A class-action lawsuit was filed Thursday on behalf of Jeffrey Epstein survivors against the Trump administration's Department of Justice and Google, alleging that the DOJ publicly disclosed the private identifying information of approximately 100 survivors when releasing Epstein-related documents — and that Google continues to republish that information through search results and AI-generated content even after the DOJ removed it from its releases. NBC News confirmed the lawsuit; Fox News has covered the Epstein file releases as a major story since the Trump administration's initial document disclosures.

The DOJ acknowledged the disclosure, attributing it to "technical or human error," and stated it was "continuously evaluating its processes" after removing thousands of documents containing victim-identifying information. The survivors' lawsuit argues that this acknowledgment is insufficient: the information was released publicly, indexed by Google, and has now been incorporated into AI-generated summaries that continue to surface survivors' personal details even after the source documents were removed. Survivors reported facing "renewed trauma" as strangers contact them, threaten their safety, and — in what the lawsuit characterizes as a particularly cruel inversion — accuse them of conspiring with Epstein rather than recognizing them as his victims.

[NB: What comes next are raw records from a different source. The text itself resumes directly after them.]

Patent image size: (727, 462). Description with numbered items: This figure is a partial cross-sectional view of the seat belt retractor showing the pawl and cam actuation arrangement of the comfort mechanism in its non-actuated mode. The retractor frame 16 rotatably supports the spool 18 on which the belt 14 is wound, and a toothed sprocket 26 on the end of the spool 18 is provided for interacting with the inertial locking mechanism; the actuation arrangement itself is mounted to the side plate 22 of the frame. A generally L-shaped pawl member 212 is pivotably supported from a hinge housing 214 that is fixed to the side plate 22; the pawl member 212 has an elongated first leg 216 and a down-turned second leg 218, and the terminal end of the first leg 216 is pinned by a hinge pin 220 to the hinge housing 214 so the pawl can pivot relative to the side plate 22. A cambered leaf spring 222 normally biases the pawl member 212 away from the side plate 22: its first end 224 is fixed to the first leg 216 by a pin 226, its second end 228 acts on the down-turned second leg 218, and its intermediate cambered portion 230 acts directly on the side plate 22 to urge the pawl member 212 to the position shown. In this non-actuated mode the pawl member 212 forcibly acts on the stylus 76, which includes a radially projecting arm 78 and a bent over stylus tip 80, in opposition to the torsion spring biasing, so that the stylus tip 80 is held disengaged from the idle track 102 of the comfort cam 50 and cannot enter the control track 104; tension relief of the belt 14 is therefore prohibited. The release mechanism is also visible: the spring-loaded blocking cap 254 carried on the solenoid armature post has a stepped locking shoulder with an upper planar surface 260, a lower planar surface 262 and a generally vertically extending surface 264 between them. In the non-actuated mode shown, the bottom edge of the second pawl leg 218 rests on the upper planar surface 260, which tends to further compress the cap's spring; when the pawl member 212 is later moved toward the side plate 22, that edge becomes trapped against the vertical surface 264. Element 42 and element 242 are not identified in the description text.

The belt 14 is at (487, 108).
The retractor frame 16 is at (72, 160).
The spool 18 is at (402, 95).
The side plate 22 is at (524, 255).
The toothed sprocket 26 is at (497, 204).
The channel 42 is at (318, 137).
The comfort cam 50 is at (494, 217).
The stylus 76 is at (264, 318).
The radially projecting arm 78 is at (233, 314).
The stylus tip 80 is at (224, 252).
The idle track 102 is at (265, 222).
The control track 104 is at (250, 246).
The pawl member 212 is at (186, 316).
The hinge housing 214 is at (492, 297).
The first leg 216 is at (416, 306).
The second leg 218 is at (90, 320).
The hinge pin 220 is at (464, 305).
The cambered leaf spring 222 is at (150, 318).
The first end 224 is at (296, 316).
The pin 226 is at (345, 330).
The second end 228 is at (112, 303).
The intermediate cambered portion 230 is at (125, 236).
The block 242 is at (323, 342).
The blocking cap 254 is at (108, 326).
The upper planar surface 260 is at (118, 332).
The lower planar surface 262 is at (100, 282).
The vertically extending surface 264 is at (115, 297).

The legal claims against the DOJ invoke the Privacy Act of 1974, which restricts federal agencies from disclosing personally identifiable information about individuals without consent. The claims against Google invoke California's unfair competition law, invasion of privacy doctrine, negligent infliction of emotional distress, and California's anti-doxxing statute — the latter reflecting the lawsuit's argument that Google's continued indexing and AI republication of the removed documents constitutes ongoing, active exposure of private individuals' information rather than passive hosting of historical content.

The lawsuit arrives at a politically sensitive moment for the Trump administration's Epstein file releases, which were initially celebrated by supporters who hoped the documents would reveal connections between Epstein and prominent political figures. The actual releases have been more complicated: the DOJ has released batches of material that critics argue are selectively curated, the survivor disclosure error has generated a major liability, and the files have not produced the explosive political revelations that the loudest advocates of full disclosure promised. Both Fox News (right) and NBC News (center-left) confirmed the lawsuit, reflecting the story's significance across the political spectrum — though right-leaning coverage has tended to focus on the Epstein investigation itself rather than the survivor privacy breach.